Needless to say, throughout the game you uncover evidence that the hospital was trying to cover up the nurse’s abuse, and displacing all blame for Renée’s deepening trauma onto the girl and her sexuality.
But there was something that dispelled The Light.
***
Female companionship was always the cure for Renée. While at Volterra, she got close to another patient, a young woman named Amara, who protected and accompanied her. Hers are the warmest parts of the game, the moments bathed in sunshine on old stone benches where two young women would laugh the afternoon away, stealing food from the kitchens. In some of the branching and conflicting memories, Amara and Renée fall in love and express it vividly. “In the shower I felt her body against mine for the first time. It was a shiver that warmed my soul; eyes closed, the light slipped away.”
This occurs in a part of the game where the narrative forks based on dialogue choices, each of which interprets or responds to Renée’s memories. According to Dalcò, each choice is an homage to the psychiatric theories of Vittorino Andreoli, representing one of his four psychological defence mechanisms: Rationalism, Disassociation, Depression, or Obsession, each representing Renée’s “me” against the “others” of the world. Depending on your choices, Renée’s memories may unfold in a particular way—and this beautiful lesbian love story is one possibility.
But, chaste or no, Amara was there as a companion. And if the love story is mere fantasy, it is no less powerful for what it symbolises. It is not trivial that Renée fantasises about true love blossoming in the very showers where her world was shattered anew daily. The Light was dispelled by the love she found in the feminine other, first Charlotte, then Bruna, now Amara. Each was also, in her way, the key to freeing Renée from the self-loathing inculcated by The Light’s burning shame. Of her time with Bruna, she writes: “I no longer considered my body disgusting and ill, far from it, I began to look at myself, to caress myself and smell my own skin. I began to explore and experiment, finding physical pleasure.”
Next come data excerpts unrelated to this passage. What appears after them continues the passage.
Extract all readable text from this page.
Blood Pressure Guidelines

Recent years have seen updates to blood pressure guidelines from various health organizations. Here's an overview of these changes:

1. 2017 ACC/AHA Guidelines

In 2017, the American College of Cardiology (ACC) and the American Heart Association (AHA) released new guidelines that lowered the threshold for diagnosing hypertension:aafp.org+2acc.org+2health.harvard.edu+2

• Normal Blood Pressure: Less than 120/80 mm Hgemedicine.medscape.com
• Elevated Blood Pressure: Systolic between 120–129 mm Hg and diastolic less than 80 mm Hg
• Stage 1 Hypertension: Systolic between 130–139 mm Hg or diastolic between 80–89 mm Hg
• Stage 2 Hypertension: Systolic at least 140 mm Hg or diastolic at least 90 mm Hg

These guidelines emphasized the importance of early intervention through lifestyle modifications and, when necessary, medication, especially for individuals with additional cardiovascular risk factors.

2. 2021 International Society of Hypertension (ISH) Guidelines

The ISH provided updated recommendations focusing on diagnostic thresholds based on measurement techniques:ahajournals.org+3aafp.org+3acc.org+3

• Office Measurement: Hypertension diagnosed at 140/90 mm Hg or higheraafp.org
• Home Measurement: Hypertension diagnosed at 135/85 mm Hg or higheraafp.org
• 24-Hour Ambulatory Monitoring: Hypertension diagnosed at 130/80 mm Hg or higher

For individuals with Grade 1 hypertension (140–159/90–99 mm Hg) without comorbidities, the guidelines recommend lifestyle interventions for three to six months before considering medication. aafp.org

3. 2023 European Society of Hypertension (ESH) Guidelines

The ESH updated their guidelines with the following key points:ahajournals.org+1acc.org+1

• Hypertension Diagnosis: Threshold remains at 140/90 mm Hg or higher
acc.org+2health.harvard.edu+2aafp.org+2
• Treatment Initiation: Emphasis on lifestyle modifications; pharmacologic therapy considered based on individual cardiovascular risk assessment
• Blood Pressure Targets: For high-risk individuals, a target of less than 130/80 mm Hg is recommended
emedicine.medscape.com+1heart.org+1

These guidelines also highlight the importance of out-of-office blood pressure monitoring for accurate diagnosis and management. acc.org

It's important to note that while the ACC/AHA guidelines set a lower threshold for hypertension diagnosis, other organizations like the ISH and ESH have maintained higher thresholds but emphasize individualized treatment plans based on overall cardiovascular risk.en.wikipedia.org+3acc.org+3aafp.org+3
This is behaviour that would be deemed hysterical by her doctors. But where The Light was shame—Mother, male rapist, judging community, scornful psychiatrists—the shadow is feminine and defined by self-love.
It is also defined by taking Renée seriously. Amara knew about Mr. Onofrio, “What worries me,” she says in a recollected memory, “is that I’m sure that terrible man is watching her. He was the one who brought her here, and of all the good people, why did it have to be him?”
Renée confirms this, “She knew. I told her everything. She knew about that man.” The memory had come back, and she diminished a bit of its fell power by investing it in a loving woman who, above all else, believed her and didn’t blame her for what befell her.
Sisterhood remains powerful. Dalcò and LKA are at pains to note that they don’t feel Volterra represents modern psychiatry, but the game still has much to say about our present. Women are no longer quite as wretchedly silenced as Renée and her mother, yet there’s too much here that’s familiar to dismiss it purely as a historical drama. It is nothing short of a triumph that this game has delivered such a painfully braided narrative as this. But it’s more than a fillip for our medium. It is is a warning.
As both Freud and de Beauvoir might agree, the past never stays buried.
Works Cited
Beauvoir, Simone De. The Second Sex. Trans. Constance Borde and Shelia Malovany-Chevallier. London: Vintage Classic, 1949. Print.
Berlatsky, Noah. Wonder Woman: Bondage and Feminism in the Marston/Peter Comics, 1941-1948. New Brunswick: Rutgers U Press, 2015. Print.
Dalcò, Luca. Personal Interview. June 30, 2017.
Freud, Sigmund. Introductory Lectures on Psycho-Analysis. Trans. James Strachey. New York: Norton, 1989. Print.
Mitchell, Juliet. Psychoanalysis and Feminism. New York: Vintage , 1975. Print.